DontBayesMeBro
A Demonstration of bayesian filtering performance on ruby.
Quick and dirty for benchmarking, no tests, sue me.
Installation
Clone this repository and bundle install
Usage
Before you can run your tests you need to create a corpus for your bayesian filter to run off.
Therefore you will need a set of spam and ham emails to be saved in the appropriate directory
under the training/spam
and training/ham
folder (You can copy a folder structure
if you wish, the trainer looks through them recursively)
A good sample dataset to use is the Enron Email Dataset available at http://www.cs.cmu.edu/~enron/enron_mail_20110402.tgz ( http://www.cs.cmu.edu/~enron/ )
This dataset has approximately 19,000 ham emails and 33,000 spam emails.
Once you have created the folders run
rake train
To create your corpus. This may take a while depending on the size of your source data. Once it is finished you should have a corpus file of about 17MB in size.
To test the filter performance we run emails taken from the original dataset and feed them through the filter.
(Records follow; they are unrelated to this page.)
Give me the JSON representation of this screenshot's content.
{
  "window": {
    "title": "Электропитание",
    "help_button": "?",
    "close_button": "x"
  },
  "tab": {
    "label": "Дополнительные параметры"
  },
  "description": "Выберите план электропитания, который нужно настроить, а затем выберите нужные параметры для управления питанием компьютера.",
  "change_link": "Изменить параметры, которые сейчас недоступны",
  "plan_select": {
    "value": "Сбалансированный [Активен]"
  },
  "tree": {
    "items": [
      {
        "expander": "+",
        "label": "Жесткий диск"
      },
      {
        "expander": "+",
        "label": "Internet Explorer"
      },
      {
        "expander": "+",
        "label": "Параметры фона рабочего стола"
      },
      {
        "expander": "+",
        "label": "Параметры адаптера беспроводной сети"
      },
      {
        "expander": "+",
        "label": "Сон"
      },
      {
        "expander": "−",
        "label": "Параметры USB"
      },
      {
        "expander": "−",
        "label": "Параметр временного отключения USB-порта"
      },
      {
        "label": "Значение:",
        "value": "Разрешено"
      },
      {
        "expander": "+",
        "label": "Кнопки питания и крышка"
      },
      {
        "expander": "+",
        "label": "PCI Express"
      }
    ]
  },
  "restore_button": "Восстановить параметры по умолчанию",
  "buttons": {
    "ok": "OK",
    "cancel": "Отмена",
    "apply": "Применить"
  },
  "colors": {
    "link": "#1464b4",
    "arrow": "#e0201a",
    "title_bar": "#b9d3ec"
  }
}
This can be done using rake; for 1000 emails use
rake benchmark:1000
for 10,000 emails user
rake benchmark:10000
Contributing
- Fork it ( https://github.com/[my-github-username]/dont_bayes_me_bro/fork )
- Create your feature branch (
git checkout -b my-new-feature
) - Commit your changes (
git commit -am 'Add some feature'
) - Push to the branch (
git push origin my-new-feature
) - Create a new Pull Request